Meksikalılar bugün (2 Haziran 2024) hem genel hem de yerel seçimler için sandık başındalar.
Genel seçimlerde ülkenin yeni başkanı ve parlamento üyeleri, yerel seçimlerde ise sekiz eyalet valisiyle 1580 bölgenin yetkilileri belirlenecek.
Meksika'da devlet başkanı sadece bir kereliğine seçebiliyor. Altı yıllık görev süresi dolan başkan bir daha aday olamıyor. Dolayısıyla bu seçim, 2018'den beri iktidarda olan solcu lider Andrés Manuel López Obrador (kısaca AMLO) için emekliliğin başlangıcı olacak. Ancak başkanın partisi Morena, iktidarda kalacak gibi görünüyor.
Büyük bir sürpriz olmadığı sürece seçimi Morena Partisi'nin adayı, başkent Meksiko'nun eski belediye başkanı Claudia Sheinbaum'nun kazanmasına kesin gözle bakılıyor.
Sheinbaum, seçilirse Meksika'nın ilk kadın başkanı olacak. Diğer yandan, Sheinbaum'a en yakın rakip, yine bir kadın aday: muhalefet partileri PRI, PAN ve PRD'nin ortak adayı Xóchitl Gálvez.
Üçüncü aday ise merkez solcu parti Yurttaş Hareketi'nin (Movimiento Ciudadano) adayı Jorge Álvarez Máynez.

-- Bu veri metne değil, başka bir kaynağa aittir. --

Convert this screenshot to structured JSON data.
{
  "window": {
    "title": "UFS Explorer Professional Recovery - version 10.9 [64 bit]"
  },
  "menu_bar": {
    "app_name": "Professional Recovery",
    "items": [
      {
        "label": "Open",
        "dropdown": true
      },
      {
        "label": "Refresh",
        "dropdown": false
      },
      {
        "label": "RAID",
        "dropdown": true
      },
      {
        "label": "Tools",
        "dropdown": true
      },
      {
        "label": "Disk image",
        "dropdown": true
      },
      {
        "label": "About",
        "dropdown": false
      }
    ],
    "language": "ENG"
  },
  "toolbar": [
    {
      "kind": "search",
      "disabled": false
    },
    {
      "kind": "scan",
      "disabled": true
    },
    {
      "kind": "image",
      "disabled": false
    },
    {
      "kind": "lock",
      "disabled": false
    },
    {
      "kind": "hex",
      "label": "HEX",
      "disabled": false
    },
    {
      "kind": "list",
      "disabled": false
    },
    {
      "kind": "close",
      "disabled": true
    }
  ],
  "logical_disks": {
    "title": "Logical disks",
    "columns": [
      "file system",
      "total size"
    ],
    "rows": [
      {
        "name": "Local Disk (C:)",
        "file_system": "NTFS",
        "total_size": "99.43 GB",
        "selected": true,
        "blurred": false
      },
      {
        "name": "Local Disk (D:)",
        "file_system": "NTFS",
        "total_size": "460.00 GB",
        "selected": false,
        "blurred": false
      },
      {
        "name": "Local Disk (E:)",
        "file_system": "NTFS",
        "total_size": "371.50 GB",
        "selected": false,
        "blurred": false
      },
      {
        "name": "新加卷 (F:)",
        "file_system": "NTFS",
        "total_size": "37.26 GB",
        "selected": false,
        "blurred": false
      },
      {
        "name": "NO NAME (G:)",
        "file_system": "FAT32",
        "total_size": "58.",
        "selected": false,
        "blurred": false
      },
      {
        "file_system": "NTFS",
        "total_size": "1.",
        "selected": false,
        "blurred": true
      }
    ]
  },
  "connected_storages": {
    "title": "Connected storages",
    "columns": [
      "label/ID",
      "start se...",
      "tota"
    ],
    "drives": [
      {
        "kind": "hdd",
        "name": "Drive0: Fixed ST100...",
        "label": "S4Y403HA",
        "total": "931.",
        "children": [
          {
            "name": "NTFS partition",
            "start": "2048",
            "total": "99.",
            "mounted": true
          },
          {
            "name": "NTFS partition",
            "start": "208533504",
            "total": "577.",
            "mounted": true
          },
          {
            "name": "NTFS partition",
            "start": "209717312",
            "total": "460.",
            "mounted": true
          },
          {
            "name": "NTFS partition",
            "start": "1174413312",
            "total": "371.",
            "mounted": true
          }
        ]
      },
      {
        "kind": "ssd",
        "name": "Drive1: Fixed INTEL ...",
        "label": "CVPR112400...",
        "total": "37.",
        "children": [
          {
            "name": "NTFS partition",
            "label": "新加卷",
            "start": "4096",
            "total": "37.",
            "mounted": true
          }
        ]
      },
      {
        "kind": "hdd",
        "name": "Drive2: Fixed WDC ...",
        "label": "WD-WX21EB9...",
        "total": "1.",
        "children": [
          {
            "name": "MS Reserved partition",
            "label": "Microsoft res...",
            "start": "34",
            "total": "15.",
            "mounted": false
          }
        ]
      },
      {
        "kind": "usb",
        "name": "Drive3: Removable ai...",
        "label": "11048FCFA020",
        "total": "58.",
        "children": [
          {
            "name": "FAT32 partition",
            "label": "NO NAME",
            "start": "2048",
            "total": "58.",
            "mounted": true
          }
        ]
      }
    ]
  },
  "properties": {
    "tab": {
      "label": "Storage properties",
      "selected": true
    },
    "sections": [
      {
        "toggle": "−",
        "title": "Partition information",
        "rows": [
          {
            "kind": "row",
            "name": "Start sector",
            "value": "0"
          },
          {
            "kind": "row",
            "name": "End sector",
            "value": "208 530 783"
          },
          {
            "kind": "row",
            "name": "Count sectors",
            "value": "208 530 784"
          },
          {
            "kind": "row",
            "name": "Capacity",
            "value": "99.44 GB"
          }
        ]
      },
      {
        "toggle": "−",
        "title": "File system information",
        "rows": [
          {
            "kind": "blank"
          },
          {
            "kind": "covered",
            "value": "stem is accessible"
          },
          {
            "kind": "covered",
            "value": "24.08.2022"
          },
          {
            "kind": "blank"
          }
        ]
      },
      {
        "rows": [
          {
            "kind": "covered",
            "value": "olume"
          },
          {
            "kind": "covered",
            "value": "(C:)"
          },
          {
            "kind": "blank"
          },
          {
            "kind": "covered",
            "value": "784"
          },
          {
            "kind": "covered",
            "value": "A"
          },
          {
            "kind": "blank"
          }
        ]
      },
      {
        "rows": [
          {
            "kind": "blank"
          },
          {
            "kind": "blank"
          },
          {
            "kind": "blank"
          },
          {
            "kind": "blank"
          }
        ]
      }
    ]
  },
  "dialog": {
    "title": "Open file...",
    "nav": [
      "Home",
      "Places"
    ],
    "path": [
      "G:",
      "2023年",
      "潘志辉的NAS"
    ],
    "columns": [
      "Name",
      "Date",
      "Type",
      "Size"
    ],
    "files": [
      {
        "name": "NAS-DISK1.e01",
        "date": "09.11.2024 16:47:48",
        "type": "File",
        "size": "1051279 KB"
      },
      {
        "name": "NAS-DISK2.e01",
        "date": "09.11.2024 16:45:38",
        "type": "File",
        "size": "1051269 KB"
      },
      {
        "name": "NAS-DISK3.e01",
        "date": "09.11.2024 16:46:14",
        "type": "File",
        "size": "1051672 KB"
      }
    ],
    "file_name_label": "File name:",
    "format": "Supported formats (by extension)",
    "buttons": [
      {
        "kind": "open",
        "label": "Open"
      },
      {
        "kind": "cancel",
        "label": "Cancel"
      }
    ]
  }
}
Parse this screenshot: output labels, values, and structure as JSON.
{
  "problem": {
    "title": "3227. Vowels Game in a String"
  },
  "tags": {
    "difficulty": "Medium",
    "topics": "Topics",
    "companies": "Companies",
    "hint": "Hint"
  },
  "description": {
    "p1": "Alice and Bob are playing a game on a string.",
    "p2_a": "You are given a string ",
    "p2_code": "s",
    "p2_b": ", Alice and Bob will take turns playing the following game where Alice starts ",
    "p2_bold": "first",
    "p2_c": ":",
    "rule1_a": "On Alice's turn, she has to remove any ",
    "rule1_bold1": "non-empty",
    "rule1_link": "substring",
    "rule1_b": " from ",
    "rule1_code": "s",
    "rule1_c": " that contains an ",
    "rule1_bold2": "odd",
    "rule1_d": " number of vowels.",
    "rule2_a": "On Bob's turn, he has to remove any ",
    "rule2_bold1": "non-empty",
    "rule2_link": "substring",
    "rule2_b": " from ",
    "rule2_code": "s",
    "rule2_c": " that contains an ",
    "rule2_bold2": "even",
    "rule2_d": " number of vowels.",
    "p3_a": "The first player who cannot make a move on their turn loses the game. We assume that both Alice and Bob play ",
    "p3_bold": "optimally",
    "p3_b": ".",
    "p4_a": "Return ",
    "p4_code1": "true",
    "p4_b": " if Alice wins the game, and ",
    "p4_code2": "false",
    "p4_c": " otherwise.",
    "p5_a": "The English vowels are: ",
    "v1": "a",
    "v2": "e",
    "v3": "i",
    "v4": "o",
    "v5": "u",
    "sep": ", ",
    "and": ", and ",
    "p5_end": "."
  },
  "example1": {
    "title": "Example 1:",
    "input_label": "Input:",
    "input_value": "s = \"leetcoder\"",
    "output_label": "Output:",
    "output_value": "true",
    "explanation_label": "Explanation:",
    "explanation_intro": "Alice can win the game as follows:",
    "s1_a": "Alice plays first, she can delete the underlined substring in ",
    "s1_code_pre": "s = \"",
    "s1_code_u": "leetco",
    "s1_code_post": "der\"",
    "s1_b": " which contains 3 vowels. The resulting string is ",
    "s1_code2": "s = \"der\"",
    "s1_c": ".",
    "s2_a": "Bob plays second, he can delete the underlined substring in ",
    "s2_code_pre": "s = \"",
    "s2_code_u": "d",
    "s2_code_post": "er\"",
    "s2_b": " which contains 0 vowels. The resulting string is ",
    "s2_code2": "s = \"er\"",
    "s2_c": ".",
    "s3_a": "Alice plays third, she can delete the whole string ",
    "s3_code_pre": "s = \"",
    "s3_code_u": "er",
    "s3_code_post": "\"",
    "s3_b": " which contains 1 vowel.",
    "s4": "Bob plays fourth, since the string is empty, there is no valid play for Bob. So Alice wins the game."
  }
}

Anketlerde epey geride görünen Máynez'in şansı yok gibi.
Görünen o ki Meksika, ilk kadın başkanına, yani "la presidenta"sına kavuşmak üzere.
Claudia Sheinbaum ve AMLO
AMLO ve "Dördüncü Dönüşüm" süreci
Meksikalılar, 2 Haziran seçimlerine yoğun bir kutuplaşma ortamında giriyorlar.
Seçim sürecinde nefret dilini normalleştiren muhalefet, ülkedeki kutuplaşmayı derinleştiriyor ve seçim siyasetini bir ölüm kalım savaşıymış gibi sunuyor. Medyanın yüzde 60'ının muhalefet lehine yayın yaptığını düşünürsek durumun önemini daha net kavrayabiliriz.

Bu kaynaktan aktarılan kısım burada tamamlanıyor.